Competitor analysis is commonly done and perfectly legal. Unless you’re in a truly niche area of business where you are the only company providing such services, list down the companies in your industry that are doing well, as well as the ones who are around your level of competition. Looking into their statistics such as website visits, social media follows, backlinks, and marketing strategies can provide insights of what works and what doesn’t. There are plenty of free tools that allow you to analyse competitor data such as Google Trends, semrush, similarweb and Ubersuggest. It’s a little like playing detective and analysing data to find answers. In this case, the answers you’re looking for are how your competitors market successfully, and the tools needed to analyse the data are free and legal for the taking.
Where Are Your Audiences?
One of the most important factors – the most basic yet overlooked factor that many companies forget to analyse and think about – is your target audience. If you’re selling health products marketed towards older folks aged 55 and above, you aren’t likely to gain much traction by throwing out advertisement after advertisement on Instagram, whose users are mainly within 18-34 age group.
Smart spending of money means knowing where the most effective spending goes, and this also means understanding the strategies you want to use. Search engine optimization (SEO), though lengthy, still remains a great way to boost your website’s traffic and awareness. Want to improve your SEO? Put your marketing budget towards creating a well-designed website with relevant keywords! Want to generate more leads? Shift the budget towards pay-per-click advertising! Want to connect with audiences in a personal way? Invest in social media marketing and start building relationships!
Get where this is going?
Budget Smart, Work Hard, Earn…Profits?
Marketing doesn’t have to be a huge, expensive, scary thing.
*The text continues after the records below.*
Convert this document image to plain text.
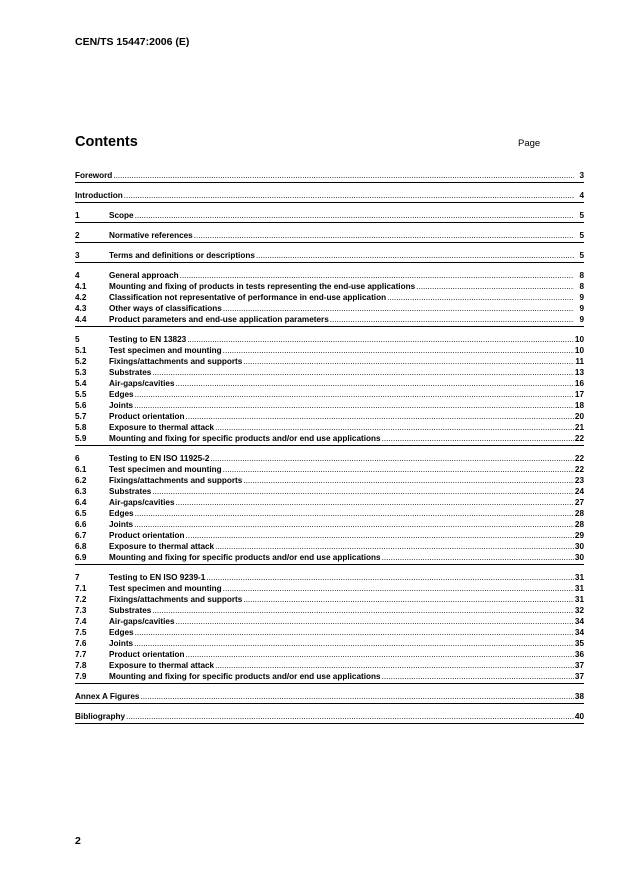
CEN/TS 15447:2006 (E)
Contents	Page
Foreword .....	3
Introduction .....	4
1	Scope .....	5
2	Normative references .....	5
3	Terms and definitions or descriptions .....	5
4	General approach .....	8
4.1	Mounting and fixing of products in tests representing the end-use applications .....	8
4.2	Classification not representative of performance in end-use application .....	9
4.3	Other ways of classifications .....	9
4.4	Product parameters and end-use application parameters .....	9
5	Testing to EN 13823 .....	10
5.1	Test specimen and mounting .....	10
5.2	Fixings/attachments and supports .....	11
5.3	Substrates .....	13
5.4	Air-gaps/cavities .....	16
5.5	Edges .....	17
5.6	Joints .....	18
5.7	Product orientation .....	20
5.8	Exposure to thermal attack .....	21
5.9	Mounting and fixing for specific products and/or end use applications .....	22
6	Testing to EN ISO 11925-2 .....	22
6.1	Test specimen and mounting .....	22
6.2	Fixings/attachments and supports .....	23
6.3	Substrates .....	24
6.4	Air-gaps/cavities .....	27
6.5	Edges .....	28
6.6	Joints .....	28
6.7	Product orientation .....	29
6.8	Exposure to thermal attack .....	30
6.9	Mounting and fixing for specific products and/or end use applications .....	30
7	Testing to EN ISO 9239-1 .....	31
7.1	Test specimen and mounting .....	31
7.2	Fixings/attachments and supports .....	31
7.3	Substrates .....	32
7.4	Air-gaps/cavities .....	34
7.5	Edges .....	34
7.6	Joints .....	35
7.7	Product orientation .....	36
7.8	Exposure to thermal attack .....	37
7.9	Mounting and fixing for specific products and/or end use applications .....	37
Annex A Figures .....	38
Bibliography .....	40
2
SMEs may have a harder time handling finances, especially during this trying time; but marketing – digital or otherwise – is an investment that when done correctly will yield good results. It may not be smooth sailing all the way, with failed campaigns or disappointing results, but mistakes are there to be learned from. These four key factors will pave the way for clearer goals and help you realise other important considerations to your overall finances such as operational costs and the tools you can afford to spend on. In the long run, a smarter plan will make for higher return on your investments and a steady path to achievable business goals.